Neurofibromatosis Type 1 (NF1) is a highly penetrant autosomal dominant genetic disorder where mutations in the tumor suppressor gene NF1 leads to decreased neurofibromin. The most debilitating manifestation is the presence of complex multilineage Schwann cell-derived plexiform neurofibromas (PN). Historically, little clinical success has been achieved targeting PN through surgery or chemotherapies.

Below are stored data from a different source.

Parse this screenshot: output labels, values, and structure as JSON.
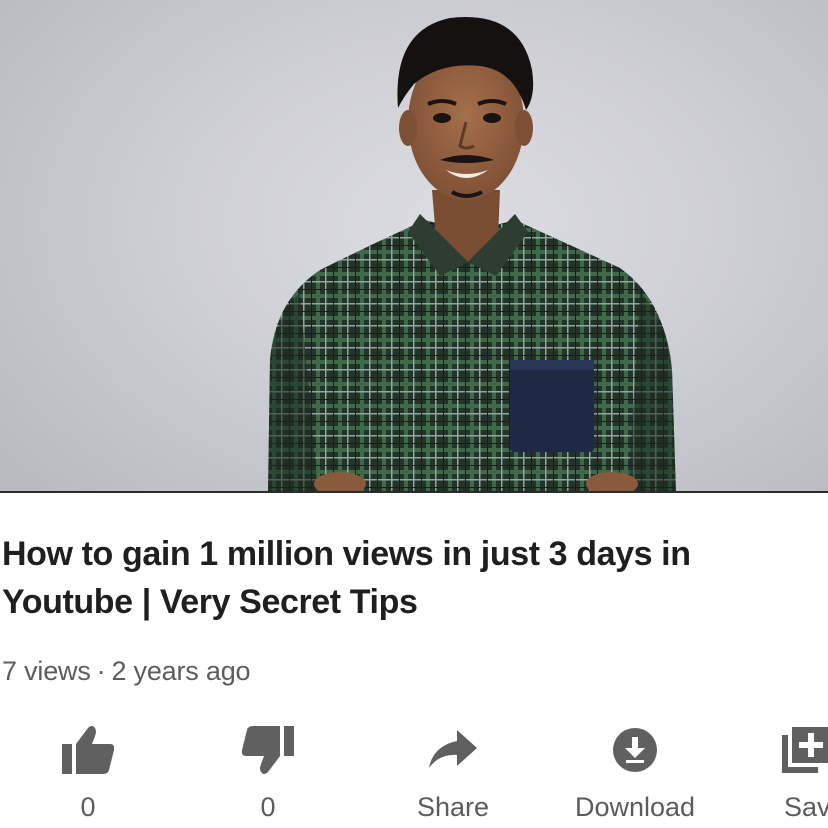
{
  "video": {
    "title": "How to gain 1 million views in just 3 days in Youtube | Very Secret Tips",
    "views": "7 views",
    "separator": "·",
    "age": "2 years ago"
  },
  "actions": {
    "like": {
      "icon": "thumbs-up-icon",
      "label": "0"
    },
    "dislike": {
      "icon": "thumbs-down-icon",
      "label": "0"
    },
    "share": {
      "icon": "share-arrow-icon",
      "label": "Share"
    },
    "download": {
      "icon": "download-icon",
      "label": "Download"
    },
    "save": {
      "icon": "add-to-playlist-icon",
      "label": "Sav"
    }
  },
  "colors": {
    "title_text": "#1f1f1f",
    "meta_text": "#5c5c5c",
    "icon_gray": "#606060",
    "background": "#ffffff"
  }
}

I performed an shRNA library screen of patient-derived Schwann cell lines to identify novel therapeutic targets to disrupt PN formation and progression. An shRNA library screen of human kinases and Rho-GTPases was performed in NF1-/- and paired NF1 competent immortalized Schwann cell lines. Following sequencing, candidates were identified. We previously developed a novel mouse model of NF1 wherein a neural crest specific Postncre targeted loxp-flanked Nf1 that replicated the PN found in patients. Additional cohorts of mice were generated with biallelic deletion of Rac1 (Nf1f/fRac1f/f Postn-Cre+; DKO ). Mice were aged for 9 months and peripheral nerves were harvested and fixed in formalin. Peripheral nerve size was measured and tumors were identified through blinded analysis of hematoxylin and eosin and Masson’s Trichrome (collagen) stained slides. Rho family members, including RAC1, were identified as candidates through an shRNA library screen. Genetic disruption of Rac1 in the Schwann cell lineage resulted in the prevention of tumor formation in DKO mice, as observed by peripheral nerve size and histological analysis. I observed an average of 14.8 +/- 2.65 tumors per mouse in the Nf1f/f Postnviii Cre+ cohort compared to 0 tumors in the DKO (p<0.0001). Following an shRNA library screen, RAC1 was identified as a candidate to modulate PN formation. Biallelic deletion of Rac1 in vivo prevented PN formation. I demonstrate that a candidate identified in an shRNA library screen can translate to an biological effect in a mouse model of PN.